It’s August, and for students in Texas, that means the beginning of another school year. For some students, this month marks the beginning of their college years and will perhaps set the direction of their future careers. For many co-eds, college will be a time to discover their path, as was the case for SRM artist, Frederic Remington.

In the spring of 1878, Remington wrote to his Uncle Horace Sackrider, “I am going to try and get into Cornell College this coming June and if I succeed will be a Journalist.

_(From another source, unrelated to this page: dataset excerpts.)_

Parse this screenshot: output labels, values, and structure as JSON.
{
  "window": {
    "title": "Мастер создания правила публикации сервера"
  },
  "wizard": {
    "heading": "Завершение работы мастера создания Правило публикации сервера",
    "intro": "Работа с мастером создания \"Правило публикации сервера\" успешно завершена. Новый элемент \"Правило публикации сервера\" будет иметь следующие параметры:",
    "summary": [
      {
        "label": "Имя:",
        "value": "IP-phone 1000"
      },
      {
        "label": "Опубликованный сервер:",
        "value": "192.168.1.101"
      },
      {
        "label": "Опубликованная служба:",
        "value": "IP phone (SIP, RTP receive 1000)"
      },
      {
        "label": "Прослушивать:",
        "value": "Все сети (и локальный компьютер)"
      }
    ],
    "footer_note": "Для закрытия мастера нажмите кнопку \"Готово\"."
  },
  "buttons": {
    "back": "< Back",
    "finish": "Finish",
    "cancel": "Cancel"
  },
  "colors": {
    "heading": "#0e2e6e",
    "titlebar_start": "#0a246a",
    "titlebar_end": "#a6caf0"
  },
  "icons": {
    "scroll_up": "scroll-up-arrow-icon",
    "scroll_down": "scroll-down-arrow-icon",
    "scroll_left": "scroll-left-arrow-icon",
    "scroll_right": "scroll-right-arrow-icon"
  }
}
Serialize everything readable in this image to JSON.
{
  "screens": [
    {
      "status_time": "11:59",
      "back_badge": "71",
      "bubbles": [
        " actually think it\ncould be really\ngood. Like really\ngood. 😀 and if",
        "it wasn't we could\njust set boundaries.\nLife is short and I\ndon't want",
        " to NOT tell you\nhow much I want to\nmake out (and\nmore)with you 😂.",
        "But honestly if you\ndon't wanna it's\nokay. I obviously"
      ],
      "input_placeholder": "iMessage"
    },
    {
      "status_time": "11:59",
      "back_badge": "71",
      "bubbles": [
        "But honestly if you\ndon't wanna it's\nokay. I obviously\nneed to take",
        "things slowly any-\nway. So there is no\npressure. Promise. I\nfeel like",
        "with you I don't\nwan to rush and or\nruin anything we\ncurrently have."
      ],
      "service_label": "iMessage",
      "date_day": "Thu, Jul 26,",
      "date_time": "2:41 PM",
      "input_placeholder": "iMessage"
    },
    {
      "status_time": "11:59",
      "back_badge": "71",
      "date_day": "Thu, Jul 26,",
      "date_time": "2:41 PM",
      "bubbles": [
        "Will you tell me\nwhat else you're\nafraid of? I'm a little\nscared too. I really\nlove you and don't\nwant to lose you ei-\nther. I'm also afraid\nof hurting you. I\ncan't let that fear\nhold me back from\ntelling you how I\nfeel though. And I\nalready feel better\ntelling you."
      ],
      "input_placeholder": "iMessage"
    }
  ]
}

I mean to study for an artist anyhow, whether I ever make a success of it or not.” However, Cornell University did not have a journalism department at that time, so instead Remington enrolled in the newly created School of Fine Arts at Yale. He was one of 7 men, along with 30 other art students, in both the first art school at an American university and the first coeducational school at Yale.

Remington’s art instructors included J. Alden Weir and John Henry Niemeyer, both of whom had studied under French academic painter Jean-Léon Gérôme. Niemeyer, his drawing instructor, had come to Yale as a professor in 1871, just 2 years after the art school was founded and remained for over 30 years. Many considered Niemeyer a great teacher.

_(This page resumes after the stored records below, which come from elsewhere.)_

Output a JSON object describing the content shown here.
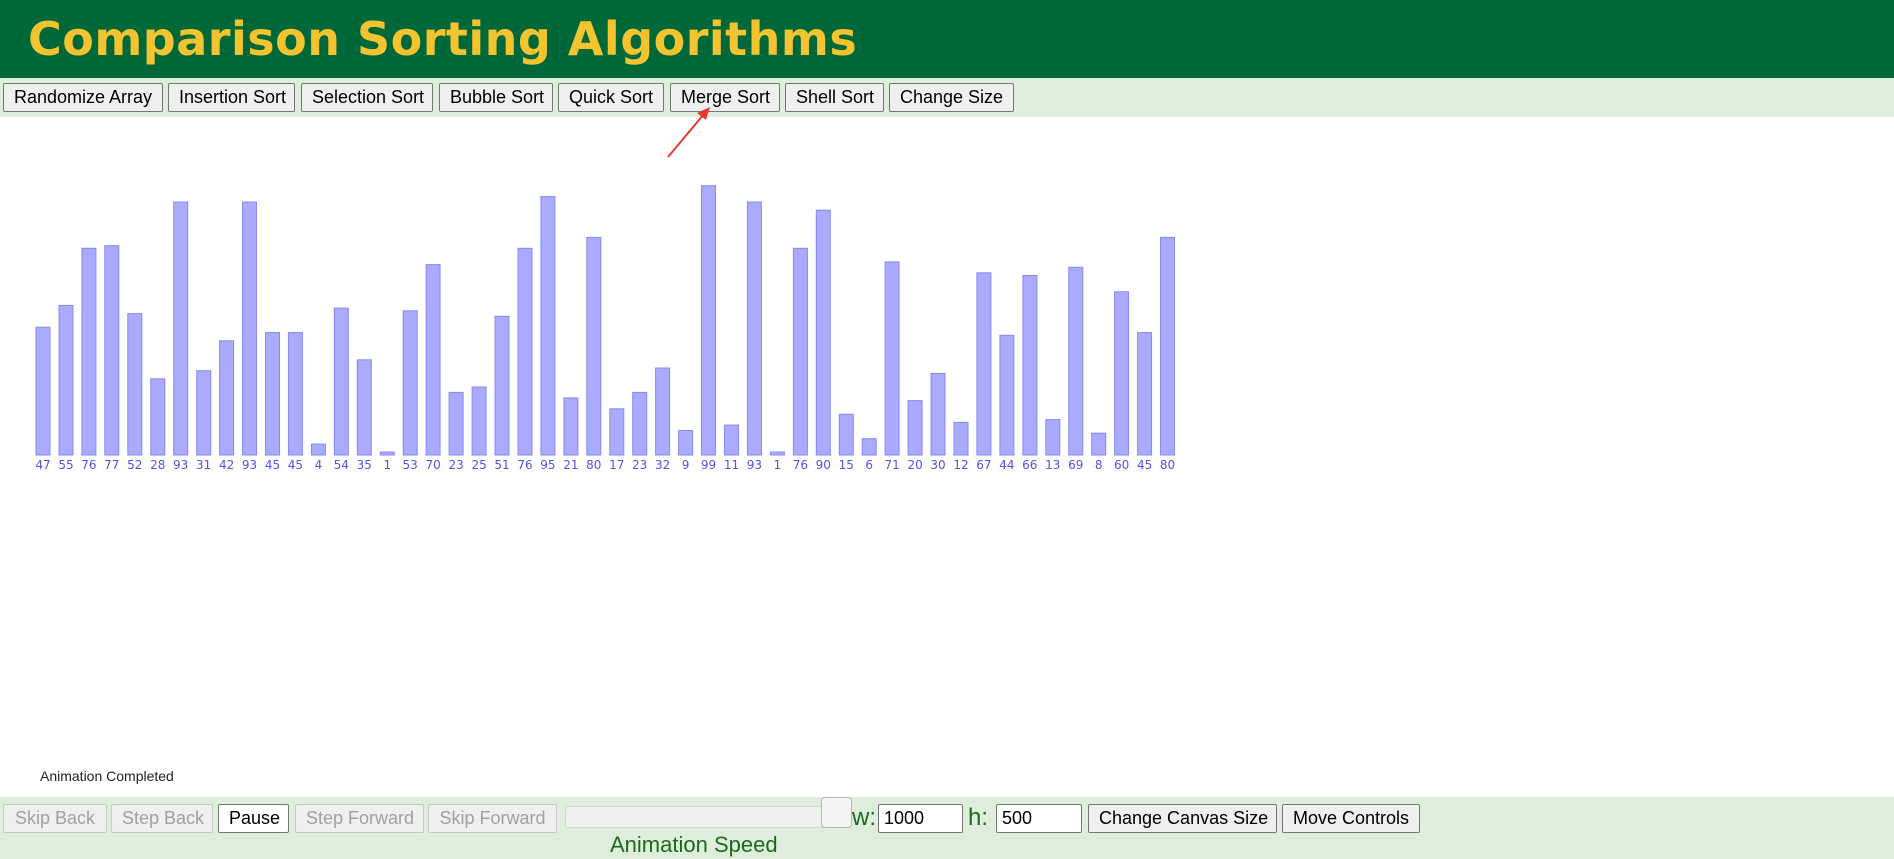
{
  "header": {
    "title": "Comparison Sorting Algorithms"
  },
  "toolbar": {
    "buttons": [
      "Randomize Array",
      "Insertion Sort",
      "Selection Sort",
      "Bubble Sort",
      "Quick Sort",
      "Merge Sort",
      "Shell Sort",
      "Change Size"
    ]
  },
  "array": {
    "values": [
      47,
      55,
      76,
      77,
      52,
      28,
      93,
      31,
      42,
      93,
      45,
      45,
      4,
      54,
      35,
      1,
      53,
      70,
      23,
      25,
      51,
      76,
      95,
      21,
      80,
      17,
      23,
      32,
      9,
      99,
      11,
      93,
      1,
      76,
      90,
      15,
      6,
      71,
      20,
      30,
      12,
      67,
      44,
      66,
      13,
      69,
      8,
      60,
      45,
      80
    ],
    "bar_fill": "#aaaaff",
    "bar_stroke": "#8888ee",
    "label_color": "#5252ee"
  },
  "status": {
    "message": "Animation Completed"
  },
  "controls": {
    "skip_back": "Skip Back",
    "step_back": "Step Back",
    "pause": "Pause",
    "step_forward": "Step Forward",
    "skip_forward": "Skip Forward",
    "speed_label": "Animation Speed",
    "width_label": "w:",
    "width_value": "1000",
    "height_label": "h:",
    "height_value": "500",
    "change_canvas": "Change Canvas Size",
    "move_controls": "Move Controls"
  },
  "annotation": {
    "arrow_color": "#e53935"
  },
  "colors": {
    "header_bg": "#006838",
    "title": "#f4c430",
    "toolbar_bg": "#dfeedc"
  }
}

While at Yale, Remington successfully published his first illustration in one of the college newspapers, the Yale Courant. The sketch portrayed an injured football lineman recuperating in his room, his right foot elevated and his desk covered with bottles of liniment, or healing ointment. Could this be a self-portrait?

Frederic Remington, “College Riff-Raff,” cartoon, Yale Courant, November 2, 1878, p. 47.

Remington disliked the academic approach of his art school which followed the strict, classical training of the period, like sketching from plaster casts. Instead, Remington preferred to focus his attention on playing football. The young co-ed joined the Yale team as a rusher in the fall of 1879. The team did not fare so well during Remington’s sophomore year, losing the 1879 championships in what became one of the highlights of the Yale-Princeton rivalry.

Remington in the football uniform of the day, canvas jacket and flannel trousers. Internet Archive Book Images.

Yale football team, 1879. Remington front, lower right.

Unfortunately, Remington did not return to college after the holiday break that year due to the death of his father. Although college did not work out for Remington, it did not deter him from pursuing a career in the artist, first as a commercial illustrator, and later as a painter and sculptor, achieving success in all media.